Selasa, 13 November 2012

Pemanasan Global, Indonesia, dan Arogansi Negara-negara Maju

 
“Bumi cukup untuk memenuhi kebutuhan kita semua, namun ia tidak cukup untuk memenuhi kebutuhan segelintir orang yang tamak.” (Mahatma Gandhi)

 
Di tengah semakin menguatnya fakta-fakta tentang perubahan iklim yang menyebabkan munculnya bencana ekologi di berbagai belahan dunia, Panitia Nobel Swedia menganugerahkan nobel perdamaian bagi Al Gore (mantan wakil presiden AS dan pejuang lingkungan hidup) dan IPCC PBB (Intergovernmental Panel on Climate Change – Panel Antar Negara untuk Perubahan Iklim).
Ini menguatkan kredibilitas IPCC yang menghimpun 2500 pakar dan peneliti dari 130 negara, yang selama ini berhadapan dengan berbagai lembaga kajian tandingan yang dibayar oleh perusahaan-perusahaanPerusahaan Trans-Multinasional terutama perusahaan perminyakan raksasa untuk mematahkan temuan-temuan dan prediksi ilmiah di seputar isu perubahan iklim.
IPPC telah memperkirakan bahwa tanpa ada upaya global mengurangi emisi, maka  sekitar 75-250 juta penduduk di berbagai wilayah benua Afrika akan menghadapi kelangkaan pasokan air pada tahun 2020. Sementara itu kelaparan akan meluas di Asia Timur, Asia Tenggara dan Asia Selatan.
Khusus untuk Indonesia, IPCC menyebutkan negara ini akan menghadapi resiko besar akibat pemanasan global.
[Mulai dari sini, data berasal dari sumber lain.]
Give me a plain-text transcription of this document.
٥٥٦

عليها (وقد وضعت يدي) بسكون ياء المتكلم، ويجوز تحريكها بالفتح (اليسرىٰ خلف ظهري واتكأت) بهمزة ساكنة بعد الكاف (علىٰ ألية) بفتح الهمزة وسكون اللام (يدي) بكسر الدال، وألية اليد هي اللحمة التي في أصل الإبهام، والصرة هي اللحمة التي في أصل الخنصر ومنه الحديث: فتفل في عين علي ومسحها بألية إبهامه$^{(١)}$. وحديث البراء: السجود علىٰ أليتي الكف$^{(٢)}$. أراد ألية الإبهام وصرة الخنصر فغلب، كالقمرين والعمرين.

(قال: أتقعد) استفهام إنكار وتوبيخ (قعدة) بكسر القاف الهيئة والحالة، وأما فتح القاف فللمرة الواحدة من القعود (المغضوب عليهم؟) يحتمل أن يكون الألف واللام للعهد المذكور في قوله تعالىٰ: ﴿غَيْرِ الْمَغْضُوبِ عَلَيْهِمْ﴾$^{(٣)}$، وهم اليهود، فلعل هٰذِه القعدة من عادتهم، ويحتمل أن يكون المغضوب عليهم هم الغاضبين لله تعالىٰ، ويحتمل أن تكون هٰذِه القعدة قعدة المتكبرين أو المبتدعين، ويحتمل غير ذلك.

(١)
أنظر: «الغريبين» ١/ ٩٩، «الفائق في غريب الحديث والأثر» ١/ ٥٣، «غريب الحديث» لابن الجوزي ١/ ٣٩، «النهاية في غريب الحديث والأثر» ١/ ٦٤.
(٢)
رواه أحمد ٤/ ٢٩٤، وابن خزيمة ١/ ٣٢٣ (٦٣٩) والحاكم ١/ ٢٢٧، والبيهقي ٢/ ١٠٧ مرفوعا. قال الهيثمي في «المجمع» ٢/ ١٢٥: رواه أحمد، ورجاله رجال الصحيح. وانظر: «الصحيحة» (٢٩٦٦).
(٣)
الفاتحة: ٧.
Pada tahun 2030, diprediksi akan terjadi kenaikan permukaan air laut sebesar 8-29 cm dari saat ini. Jika hal ini terjadi, Indonesia dikhawatirkan akan kehilangan sekitar 2000 pulau-pulau kecil. Penduduk Jakarta dan kota-kota di pesisir akan kekurangan air bersih. Pada sejumlah daerah aliran sungai akan terjadi perbedaan tingkat air pasang dan surut yang kian tajam. Akibatnya, akan sering terjadi banjir, sekaligus kekeringan yang menyekik kehidupan.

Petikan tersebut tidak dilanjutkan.